Species of flowering plant

Muellerolaria picridifolia, commonly known as rasp scrub-daisy, is a species of flowering plant in the family Asteraceae and is endemic to southern continental Australia. It is a low, spreading shrub with narrowly egg-shaped or narrowly elliptic leaves, and blue, mauve or white and yellow, daisy-like inflorescences.

==Description==
Muellerolaria picridifolia is a spreading shrub that typically grows to a height of up to about 50 cm, its branchlets and leaves covered with short, stiff hairs pressed against the surface. The leaves are narrowly elliptic or narrowly egg-shaped with the narrower end towards the base, 10–65 mm long, 1–9 mm wide and more or less sessile. The heads or daisy-like "flowers" are arranged singly or in small groups, on the ends of the branches or in leaf axils on a peduncle 15–85 mm long, and are 20–25 mm in diameter on a hemispherical involucre at the base.

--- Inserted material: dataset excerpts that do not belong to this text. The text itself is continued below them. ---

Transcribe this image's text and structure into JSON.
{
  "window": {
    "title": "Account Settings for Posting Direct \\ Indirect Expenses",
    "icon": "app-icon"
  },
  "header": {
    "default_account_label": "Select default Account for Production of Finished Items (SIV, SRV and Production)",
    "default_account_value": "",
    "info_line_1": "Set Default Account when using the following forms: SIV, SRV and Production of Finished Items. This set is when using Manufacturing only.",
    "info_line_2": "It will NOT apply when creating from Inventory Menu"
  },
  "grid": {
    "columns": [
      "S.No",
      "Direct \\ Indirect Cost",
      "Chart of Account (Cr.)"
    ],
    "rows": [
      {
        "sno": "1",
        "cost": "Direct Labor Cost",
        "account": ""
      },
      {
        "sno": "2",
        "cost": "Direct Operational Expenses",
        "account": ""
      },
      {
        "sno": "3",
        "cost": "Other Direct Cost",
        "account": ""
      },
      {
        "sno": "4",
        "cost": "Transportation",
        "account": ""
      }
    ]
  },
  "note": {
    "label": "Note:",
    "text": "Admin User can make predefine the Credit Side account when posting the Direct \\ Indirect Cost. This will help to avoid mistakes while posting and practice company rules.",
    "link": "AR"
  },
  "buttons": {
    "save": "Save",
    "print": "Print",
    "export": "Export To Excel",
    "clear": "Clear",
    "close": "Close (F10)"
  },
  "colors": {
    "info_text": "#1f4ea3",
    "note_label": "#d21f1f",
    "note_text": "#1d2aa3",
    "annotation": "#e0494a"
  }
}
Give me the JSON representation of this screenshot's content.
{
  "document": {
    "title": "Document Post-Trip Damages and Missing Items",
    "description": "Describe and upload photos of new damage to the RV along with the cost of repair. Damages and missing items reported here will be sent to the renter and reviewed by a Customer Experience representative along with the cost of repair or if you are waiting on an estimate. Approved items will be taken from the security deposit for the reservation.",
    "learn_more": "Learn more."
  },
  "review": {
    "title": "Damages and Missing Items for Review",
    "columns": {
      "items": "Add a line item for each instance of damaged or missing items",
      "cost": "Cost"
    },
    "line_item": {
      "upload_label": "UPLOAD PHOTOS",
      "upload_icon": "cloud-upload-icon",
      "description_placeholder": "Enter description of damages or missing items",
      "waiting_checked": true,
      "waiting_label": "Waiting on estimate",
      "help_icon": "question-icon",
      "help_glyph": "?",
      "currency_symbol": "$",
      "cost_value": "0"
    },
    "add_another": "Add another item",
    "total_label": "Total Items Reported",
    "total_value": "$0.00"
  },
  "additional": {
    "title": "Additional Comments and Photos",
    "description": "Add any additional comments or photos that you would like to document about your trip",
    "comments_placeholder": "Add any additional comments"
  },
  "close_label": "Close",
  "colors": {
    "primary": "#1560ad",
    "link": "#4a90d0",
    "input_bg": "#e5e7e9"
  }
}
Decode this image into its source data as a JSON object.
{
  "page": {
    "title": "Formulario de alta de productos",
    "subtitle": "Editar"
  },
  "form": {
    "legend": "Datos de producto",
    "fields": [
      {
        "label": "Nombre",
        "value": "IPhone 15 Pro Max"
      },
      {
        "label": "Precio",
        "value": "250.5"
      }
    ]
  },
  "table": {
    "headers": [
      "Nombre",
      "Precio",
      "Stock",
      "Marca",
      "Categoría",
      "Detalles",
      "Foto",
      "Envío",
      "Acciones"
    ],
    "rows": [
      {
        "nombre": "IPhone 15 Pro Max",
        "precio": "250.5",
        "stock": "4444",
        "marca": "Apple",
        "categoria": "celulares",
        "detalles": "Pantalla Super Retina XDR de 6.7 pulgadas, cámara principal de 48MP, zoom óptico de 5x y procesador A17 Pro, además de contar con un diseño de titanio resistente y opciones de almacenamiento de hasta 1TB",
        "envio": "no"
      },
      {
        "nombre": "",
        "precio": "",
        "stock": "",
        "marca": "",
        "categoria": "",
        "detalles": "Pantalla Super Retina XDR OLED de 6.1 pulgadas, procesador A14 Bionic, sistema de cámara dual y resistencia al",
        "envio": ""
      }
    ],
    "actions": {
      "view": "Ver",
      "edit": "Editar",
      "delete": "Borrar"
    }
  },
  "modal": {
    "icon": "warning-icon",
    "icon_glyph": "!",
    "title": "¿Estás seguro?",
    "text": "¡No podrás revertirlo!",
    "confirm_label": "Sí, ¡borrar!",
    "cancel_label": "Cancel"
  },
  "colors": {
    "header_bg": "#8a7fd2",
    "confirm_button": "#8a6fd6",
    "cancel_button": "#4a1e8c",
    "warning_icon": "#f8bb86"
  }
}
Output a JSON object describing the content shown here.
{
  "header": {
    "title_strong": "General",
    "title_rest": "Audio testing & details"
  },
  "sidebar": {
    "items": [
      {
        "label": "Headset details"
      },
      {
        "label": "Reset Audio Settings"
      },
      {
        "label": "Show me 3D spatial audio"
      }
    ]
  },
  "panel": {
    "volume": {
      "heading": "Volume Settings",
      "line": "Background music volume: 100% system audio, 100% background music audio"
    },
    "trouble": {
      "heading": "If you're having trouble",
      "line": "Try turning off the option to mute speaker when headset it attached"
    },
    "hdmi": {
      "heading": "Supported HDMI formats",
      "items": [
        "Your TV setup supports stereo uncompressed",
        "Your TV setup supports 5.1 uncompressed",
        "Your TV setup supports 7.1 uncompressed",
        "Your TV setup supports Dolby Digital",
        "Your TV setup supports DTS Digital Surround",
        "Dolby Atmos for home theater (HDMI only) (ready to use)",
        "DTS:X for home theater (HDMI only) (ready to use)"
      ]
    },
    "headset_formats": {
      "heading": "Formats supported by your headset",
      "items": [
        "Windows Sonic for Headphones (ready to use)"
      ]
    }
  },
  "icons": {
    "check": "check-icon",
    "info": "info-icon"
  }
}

Each head has 20 to 30 white, blue, mauve or white ray florets, the ligule 12–13 mm long, surrounding 40 to 80 yellow disc florets. Flowering occurs from July to November and the fruit is a glabrous achene 2.5–3.5 mm long, the pappus 4–5 mm long with 25 to 40 bristles.

==Taxonomy==
This daisy was first formally described in 1853 by Ferdinand von Mueller who gave it the name Eurybia picridifolia in Linnaea: ein Journal für die Botanik in ihrem ganzen Umfange, oder Beiträge zur Pflanzenkunde, based on plant specimens that he collected in a rocky valley near Arkaba in South Australia. The specific epithet (picridifolia) means "Picris-leaved". In 1867 George Bentham changed the name to Olearia picridifolia in Flora Australiensis. In 2020 Guy L. Nesom placed the species in the newly-described genus Muellerolaria as M. picridifolia after Olearia had been found to be polyphyletic.

==Distribution and habitat==
Rasp scrub-daisy grows in mallee and heath in scattered locations in the south of Western Australia, the south-east of South Australia, and in scattered locations in north-western Victoria.